Je reprends votre cas, imaginons que quelqu’un qui vous connaisse cherche à vous attaquer, il sait que vous êtes journaliste, il se dit que vous utilisez probablement Word, il peut donc étudier les dépendances de cette application à d’autres programmes et voir si ces derniers ont des failles. S’il arrive à installer une backdoor (une porte dérobée est une fonctionnalité inconnue de l’utilisateur légitime, qui donne un accès secret au logiciel) chez un fournisseur de Word pour y installer un logiciel malveillant, alors, à la prochaine mise à jour que vous allez effectuer, ce dernier arrivera dans votre logiciel et, donc, dans votre ordinateur.

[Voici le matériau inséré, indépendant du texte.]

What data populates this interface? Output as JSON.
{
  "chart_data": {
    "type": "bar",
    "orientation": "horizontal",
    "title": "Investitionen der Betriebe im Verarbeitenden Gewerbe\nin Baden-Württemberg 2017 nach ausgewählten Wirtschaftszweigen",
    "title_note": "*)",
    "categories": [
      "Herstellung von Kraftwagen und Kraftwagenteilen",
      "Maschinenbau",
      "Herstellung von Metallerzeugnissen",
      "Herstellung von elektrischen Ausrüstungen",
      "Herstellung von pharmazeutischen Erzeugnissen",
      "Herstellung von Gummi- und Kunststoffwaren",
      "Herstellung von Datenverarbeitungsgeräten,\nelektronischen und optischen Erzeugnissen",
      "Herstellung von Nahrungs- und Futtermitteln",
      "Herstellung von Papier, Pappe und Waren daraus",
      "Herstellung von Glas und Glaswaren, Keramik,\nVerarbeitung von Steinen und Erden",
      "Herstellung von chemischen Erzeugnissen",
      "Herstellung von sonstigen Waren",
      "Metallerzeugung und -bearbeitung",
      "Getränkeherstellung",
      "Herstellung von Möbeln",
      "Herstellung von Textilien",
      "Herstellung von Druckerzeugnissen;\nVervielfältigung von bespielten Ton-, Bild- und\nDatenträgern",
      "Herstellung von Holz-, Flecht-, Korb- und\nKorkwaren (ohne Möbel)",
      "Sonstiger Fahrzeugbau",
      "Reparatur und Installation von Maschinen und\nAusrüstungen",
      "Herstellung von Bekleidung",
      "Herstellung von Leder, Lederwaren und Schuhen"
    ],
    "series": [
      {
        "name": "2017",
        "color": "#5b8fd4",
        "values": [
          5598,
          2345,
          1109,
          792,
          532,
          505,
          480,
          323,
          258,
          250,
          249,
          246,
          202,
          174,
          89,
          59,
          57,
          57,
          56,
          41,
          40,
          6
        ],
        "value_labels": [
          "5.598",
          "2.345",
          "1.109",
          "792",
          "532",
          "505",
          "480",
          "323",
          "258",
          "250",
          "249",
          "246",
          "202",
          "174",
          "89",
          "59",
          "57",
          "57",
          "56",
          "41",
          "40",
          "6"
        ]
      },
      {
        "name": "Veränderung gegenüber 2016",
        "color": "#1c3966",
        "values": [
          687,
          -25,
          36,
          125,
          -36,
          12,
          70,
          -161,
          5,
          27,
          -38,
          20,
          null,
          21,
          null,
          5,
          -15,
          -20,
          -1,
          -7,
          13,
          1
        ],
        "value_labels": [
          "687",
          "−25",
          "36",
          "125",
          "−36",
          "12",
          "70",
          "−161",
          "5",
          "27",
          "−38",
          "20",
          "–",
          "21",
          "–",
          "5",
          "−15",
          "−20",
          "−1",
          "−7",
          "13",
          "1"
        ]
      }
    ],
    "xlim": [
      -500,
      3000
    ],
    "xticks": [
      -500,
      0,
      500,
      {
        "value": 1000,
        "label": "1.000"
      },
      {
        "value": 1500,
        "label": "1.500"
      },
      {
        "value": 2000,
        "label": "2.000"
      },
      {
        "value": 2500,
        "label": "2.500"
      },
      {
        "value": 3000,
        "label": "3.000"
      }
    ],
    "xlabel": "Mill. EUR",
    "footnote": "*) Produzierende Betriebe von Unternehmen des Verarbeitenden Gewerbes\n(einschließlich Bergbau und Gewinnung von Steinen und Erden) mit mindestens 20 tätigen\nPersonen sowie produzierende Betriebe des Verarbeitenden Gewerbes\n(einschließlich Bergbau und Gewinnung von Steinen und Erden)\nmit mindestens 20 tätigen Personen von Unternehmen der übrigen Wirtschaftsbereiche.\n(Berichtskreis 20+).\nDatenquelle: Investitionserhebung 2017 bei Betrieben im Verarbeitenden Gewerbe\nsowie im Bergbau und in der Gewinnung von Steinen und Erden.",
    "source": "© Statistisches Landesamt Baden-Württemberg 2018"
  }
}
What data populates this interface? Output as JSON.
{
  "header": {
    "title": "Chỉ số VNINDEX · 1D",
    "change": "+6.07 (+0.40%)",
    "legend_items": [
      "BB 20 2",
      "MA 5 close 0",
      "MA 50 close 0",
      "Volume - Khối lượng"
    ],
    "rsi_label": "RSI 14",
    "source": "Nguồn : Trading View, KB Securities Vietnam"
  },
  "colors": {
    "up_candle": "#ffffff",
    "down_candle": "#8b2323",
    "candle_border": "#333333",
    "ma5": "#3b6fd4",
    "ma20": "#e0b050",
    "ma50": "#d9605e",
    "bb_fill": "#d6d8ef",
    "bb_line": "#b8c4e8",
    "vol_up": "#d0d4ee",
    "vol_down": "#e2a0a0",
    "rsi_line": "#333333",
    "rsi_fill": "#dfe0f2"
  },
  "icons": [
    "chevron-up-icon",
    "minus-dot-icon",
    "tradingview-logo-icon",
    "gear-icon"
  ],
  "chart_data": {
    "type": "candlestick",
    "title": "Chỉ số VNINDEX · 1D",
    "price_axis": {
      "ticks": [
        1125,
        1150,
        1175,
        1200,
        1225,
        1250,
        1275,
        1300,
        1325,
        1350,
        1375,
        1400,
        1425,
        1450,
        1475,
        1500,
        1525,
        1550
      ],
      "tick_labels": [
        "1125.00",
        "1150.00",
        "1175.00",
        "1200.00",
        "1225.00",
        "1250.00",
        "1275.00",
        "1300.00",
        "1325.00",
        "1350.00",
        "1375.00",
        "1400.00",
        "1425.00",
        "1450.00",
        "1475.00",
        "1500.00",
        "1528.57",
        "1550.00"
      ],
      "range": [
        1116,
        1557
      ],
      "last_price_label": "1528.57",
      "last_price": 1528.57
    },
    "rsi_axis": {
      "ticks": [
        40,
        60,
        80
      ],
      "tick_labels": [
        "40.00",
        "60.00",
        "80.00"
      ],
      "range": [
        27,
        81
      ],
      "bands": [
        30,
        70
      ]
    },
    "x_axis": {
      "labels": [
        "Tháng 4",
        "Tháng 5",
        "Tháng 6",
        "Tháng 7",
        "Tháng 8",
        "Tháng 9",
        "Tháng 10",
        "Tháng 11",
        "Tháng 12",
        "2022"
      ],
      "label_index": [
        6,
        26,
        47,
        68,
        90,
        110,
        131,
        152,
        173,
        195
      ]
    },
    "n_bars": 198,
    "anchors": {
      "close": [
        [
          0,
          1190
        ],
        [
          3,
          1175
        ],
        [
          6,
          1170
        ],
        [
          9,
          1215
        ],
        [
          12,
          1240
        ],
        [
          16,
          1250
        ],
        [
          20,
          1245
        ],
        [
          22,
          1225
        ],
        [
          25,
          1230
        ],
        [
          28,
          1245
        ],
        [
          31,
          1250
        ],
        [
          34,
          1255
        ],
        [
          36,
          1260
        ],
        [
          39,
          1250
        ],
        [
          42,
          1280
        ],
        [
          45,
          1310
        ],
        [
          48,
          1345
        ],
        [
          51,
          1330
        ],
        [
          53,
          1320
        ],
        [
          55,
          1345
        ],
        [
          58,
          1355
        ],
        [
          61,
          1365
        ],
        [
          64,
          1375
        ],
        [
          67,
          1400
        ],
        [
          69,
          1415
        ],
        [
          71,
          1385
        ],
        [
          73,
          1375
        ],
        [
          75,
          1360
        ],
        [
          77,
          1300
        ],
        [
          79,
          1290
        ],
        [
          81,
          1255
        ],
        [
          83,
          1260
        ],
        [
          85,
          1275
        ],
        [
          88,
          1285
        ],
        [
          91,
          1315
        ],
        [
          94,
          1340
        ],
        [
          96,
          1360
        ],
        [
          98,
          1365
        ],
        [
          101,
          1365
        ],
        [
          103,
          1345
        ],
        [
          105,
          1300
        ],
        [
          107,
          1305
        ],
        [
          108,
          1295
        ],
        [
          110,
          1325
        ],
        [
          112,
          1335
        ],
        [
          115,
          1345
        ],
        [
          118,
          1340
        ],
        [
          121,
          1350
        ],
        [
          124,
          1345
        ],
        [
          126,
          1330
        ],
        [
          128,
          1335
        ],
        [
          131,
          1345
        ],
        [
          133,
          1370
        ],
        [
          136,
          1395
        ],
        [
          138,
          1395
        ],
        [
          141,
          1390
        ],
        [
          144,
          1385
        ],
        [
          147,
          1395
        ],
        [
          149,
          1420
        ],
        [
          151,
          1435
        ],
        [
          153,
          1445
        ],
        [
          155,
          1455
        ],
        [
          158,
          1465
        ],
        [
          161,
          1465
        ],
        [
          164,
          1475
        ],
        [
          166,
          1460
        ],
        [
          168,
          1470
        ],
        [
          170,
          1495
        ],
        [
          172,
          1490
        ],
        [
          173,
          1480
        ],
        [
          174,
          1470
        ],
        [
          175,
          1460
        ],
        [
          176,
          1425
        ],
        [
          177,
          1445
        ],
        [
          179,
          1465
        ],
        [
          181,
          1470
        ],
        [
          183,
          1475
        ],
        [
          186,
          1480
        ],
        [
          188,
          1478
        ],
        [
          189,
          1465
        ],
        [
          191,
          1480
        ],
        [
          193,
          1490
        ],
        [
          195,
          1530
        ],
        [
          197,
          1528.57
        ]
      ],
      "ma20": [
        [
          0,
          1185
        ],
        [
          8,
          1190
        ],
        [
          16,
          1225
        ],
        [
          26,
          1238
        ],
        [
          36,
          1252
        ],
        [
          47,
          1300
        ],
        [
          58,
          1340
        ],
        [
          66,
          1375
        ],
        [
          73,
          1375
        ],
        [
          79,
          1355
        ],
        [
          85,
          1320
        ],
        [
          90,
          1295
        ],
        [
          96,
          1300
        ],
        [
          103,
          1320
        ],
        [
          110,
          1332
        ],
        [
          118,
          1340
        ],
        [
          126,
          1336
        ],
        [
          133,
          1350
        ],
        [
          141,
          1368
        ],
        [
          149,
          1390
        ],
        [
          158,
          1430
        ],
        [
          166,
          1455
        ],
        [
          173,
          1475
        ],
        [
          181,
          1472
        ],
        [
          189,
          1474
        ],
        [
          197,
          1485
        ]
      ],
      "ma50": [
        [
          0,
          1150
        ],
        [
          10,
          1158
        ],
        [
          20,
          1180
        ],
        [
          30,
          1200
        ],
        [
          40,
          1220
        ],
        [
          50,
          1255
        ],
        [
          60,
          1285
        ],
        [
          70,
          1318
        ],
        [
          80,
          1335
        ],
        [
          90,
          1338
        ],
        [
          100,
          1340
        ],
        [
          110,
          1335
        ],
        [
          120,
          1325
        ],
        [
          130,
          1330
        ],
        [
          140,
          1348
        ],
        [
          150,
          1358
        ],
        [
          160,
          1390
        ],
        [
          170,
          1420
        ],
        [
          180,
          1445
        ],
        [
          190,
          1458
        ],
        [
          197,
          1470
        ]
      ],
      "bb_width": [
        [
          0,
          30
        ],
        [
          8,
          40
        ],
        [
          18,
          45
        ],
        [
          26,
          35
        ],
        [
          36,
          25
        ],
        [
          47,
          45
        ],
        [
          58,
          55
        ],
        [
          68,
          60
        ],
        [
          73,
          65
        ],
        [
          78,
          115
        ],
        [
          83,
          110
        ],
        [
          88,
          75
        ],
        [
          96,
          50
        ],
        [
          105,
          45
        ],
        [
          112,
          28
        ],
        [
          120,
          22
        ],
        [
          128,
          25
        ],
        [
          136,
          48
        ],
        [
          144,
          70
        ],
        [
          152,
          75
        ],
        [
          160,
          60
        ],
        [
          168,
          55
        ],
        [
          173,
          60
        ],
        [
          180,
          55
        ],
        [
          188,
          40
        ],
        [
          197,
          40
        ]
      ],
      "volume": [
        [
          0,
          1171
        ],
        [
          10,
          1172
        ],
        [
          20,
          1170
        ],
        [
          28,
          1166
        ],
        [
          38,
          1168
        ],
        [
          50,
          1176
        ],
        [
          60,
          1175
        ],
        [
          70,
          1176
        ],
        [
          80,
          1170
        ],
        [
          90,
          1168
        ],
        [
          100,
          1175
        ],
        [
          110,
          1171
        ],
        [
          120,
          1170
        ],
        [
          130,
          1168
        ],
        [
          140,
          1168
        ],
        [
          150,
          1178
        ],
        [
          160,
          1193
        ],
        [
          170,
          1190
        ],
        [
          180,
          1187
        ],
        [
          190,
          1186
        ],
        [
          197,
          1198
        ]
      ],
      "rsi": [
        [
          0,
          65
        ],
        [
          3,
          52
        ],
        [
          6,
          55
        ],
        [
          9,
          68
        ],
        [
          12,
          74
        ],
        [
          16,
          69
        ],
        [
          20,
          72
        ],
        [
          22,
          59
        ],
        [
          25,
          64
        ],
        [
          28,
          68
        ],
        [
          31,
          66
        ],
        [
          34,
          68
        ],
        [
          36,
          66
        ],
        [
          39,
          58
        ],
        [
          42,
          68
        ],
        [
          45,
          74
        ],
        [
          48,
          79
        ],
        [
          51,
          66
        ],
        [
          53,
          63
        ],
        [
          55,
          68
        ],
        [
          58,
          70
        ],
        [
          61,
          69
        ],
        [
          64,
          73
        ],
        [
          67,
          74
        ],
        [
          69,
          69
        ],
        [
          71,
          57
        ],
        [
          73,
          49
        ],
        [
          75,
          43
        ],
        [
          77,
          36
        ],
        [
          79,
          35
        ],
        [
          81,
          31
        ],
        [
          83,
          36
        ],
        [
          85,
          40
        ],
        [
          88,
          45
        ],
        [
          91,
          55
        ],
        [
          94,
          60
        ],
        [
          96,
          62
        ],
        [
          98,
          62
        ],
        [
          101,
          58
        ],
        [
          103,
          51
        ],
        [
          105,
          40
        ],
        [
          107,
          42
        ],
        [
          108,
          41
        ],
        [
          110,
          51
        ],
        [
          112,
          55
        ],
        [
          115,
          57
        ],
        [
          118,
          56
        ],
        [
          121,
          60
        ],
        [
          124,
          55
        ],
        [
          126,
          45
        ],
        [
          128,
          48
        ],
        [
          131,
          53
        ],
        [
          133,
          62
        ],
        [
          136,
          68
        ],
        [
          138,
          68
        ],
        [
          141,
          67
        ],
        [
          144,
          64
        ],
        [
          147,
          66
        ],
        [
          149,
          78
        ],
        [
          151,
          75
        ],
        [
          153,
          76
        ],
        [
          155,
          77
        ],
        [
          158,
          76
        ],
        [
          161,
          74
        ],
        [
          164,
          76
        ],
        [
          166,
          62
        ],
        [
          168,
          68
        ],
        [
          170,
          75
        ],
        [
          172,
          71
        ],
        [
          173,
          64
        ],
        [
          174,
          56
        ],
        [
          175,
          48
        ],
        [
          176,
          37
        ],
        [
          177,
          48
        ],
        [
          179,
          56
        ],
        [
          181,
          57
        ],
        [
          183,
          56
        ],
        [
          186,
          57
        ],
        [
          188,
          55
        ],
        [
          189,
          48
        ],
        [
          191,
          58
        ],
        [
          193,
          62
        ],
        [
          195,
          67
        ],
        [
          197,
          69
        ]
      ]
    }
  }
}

La grande attaque de ce type que l’on peut donner en exemple est celle menée par Clop, un groupe russophone qui s’est attaqué à MoveIt, un logiciel de transfert de fichiers sécurisé. Ils ont compromis ce logiciel-là directement chez le fournisseur. Donc tous les clients, quand ils ont mis à jour leur logiciel, ont téléchargé les malwares. Il y a eu des dizaines de millions de victimes dans cette affaire. Si des criminels réussissent un coup pareil, c’est le véritable jackpot, ils peuvent partir vivre aux Bahamas… ou en prison.
Et une fois que l’attaquant est entré dans un ordinateur, que fait-il ?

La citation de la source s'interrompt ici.